Furthermore, the defense is of the opinion, that also other rules of the statute are inconsistent with the legal principles: Nulla poena sine lege.

The defense feels also obligated to point out right now another popularity which differs from generally recognized principle of modern criminal procedure:

The judges are only appointed by such states, which belong to the one side of this war.

This side is everything in one: creator of the Charter, of the penal law, prosecutor, and judge. That this ought not to be so, used to be general legal opinion. The United States of America have always emphasized when international arbitration and jurisdiction was established that the bench should be filled by neutrals or by neutrals together with representatives of all parties involved.

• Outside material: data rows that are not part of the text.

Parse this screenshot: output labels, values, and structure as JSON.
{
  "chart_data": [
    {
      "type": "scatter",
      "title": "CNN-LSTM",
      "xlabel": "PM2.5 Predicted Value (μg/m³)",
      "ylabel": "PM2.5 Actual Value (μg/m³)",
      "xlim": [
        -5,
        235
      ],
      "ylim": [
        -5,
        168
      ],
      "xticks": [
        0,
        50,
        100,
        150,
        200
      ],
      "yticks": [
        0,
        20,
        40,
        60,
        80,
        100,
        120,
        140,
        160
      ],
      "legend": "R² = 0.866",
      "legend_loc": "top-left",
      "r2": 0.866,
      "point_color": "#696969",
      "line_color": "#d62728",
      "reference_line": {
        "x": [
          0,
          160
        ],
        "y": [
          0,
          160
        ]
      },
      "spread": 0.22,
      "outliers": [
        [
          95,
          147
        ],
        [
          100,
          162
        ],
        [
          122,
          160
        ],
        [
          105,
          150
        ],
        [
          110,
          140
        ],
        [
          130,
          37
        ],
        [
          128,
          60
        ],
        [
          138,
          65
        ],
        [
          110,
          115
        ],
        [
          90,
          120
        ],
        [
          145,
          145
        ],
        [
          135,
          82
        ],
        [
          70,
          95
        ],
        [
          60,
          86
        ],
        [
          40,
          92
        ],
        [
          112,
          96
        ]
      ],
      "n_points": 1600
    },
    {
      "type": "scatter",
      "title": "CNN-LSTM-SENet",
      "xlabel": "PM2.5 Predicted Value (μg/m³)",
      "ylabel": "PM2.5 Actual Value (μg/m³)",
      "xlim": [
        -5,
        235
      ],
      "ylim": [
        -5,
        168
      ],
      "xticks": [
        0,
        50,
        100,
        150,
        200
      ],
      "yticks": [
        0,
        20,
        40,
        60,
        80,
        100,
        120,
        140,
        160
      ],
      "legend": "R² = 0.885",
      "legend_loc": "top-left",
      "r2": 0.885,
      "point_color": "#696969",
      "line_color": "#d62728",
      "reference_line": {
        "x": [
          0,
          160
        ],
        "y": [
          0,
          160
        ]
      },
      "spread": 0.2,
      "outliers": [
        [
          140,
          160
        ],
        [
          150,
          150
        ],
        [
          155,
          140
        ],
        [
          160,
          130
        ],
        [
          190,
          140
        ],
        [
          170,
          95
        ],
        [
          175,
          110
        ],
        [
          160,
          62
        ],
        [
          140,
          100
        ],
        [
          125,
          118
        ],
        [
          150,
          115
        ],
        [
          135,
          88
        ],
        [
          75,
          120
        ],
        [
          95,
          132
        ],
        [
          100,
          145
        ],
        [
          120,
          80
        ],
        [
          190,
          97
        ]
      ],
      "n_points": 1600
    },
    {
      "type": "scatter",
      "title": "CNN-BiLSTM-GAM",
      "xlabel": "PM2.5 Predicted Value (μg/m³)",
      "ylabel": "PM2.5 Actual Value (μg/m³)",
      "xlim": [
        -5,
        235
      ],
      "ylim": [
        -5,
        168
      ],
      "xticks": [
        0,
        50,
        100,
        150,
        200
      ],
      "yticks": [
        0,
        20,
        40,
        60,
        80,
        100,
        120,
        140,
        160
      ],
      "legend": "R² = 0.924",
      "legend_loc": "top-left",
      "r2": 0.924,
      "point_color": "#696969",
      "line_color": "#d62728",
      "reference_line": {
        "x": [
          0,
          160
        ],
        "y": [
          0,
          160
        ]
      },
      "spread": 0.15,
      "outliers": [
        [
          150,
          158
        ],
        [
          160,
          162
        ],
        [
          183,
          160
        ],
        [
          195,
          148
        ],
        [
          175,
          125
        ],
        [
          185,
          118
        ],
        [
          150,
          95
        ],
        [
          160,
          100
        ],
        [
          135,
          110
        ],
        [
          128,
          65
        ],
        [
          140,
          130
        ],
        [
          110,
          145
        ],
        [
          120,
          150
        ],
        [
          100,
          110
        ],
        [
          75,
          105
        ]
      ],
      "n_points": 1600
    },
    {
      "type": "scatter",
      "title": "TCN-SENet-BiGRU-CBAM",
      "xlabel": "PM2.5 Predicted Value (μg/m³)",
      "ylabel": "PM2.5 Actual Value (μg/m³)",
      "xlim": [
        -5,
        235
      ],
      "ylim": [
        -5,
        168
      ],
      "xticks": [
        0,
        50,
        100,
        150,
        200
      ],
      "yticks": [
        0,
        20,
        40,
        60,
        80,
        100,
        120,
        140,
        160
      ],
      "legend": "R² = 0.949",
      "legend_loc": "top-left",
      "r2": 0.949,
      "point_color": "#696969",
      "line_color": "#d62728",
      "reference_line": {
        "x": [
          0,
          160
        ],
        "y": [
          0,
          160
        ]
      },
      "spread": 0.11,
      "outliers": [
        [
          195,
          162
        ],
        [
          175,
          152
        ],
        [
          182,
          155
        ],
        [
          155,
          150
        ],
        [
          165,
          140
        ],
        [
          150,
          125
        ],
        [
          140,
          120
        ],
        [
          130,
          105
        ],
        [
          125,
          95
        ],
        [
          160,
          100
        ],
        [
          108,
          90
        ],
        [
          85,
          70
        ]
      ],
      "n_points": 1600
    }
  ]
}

In the permanent international court in the Hague this idea has been realized in a manner which may serve as an example.

In view of the complexity and difficulty of these legal problems the defense now moves: The Tribunal may secure from internationally recognized experts on international law an expert opinion about the legal basis of this trial which is based on the rules of this tribunal.

On behalf of the attorneys for all defendants who are present. Dr. STAHMER

[On November 21, 1945, in the morning session, the Tribunal made the following ruling in regard to the foregoing motion. -Ed.]

A motion has been filed with the Tribunal and the Tribunal has given it consideration. Insofar as it may be a plea to the jurisdiction of the Tribunal, it conflicts with Article 3 of the Charter and will not be entertained. Insofar as it may contain other arguments, which may be opened to the Defendants, they may be heard at a later stage.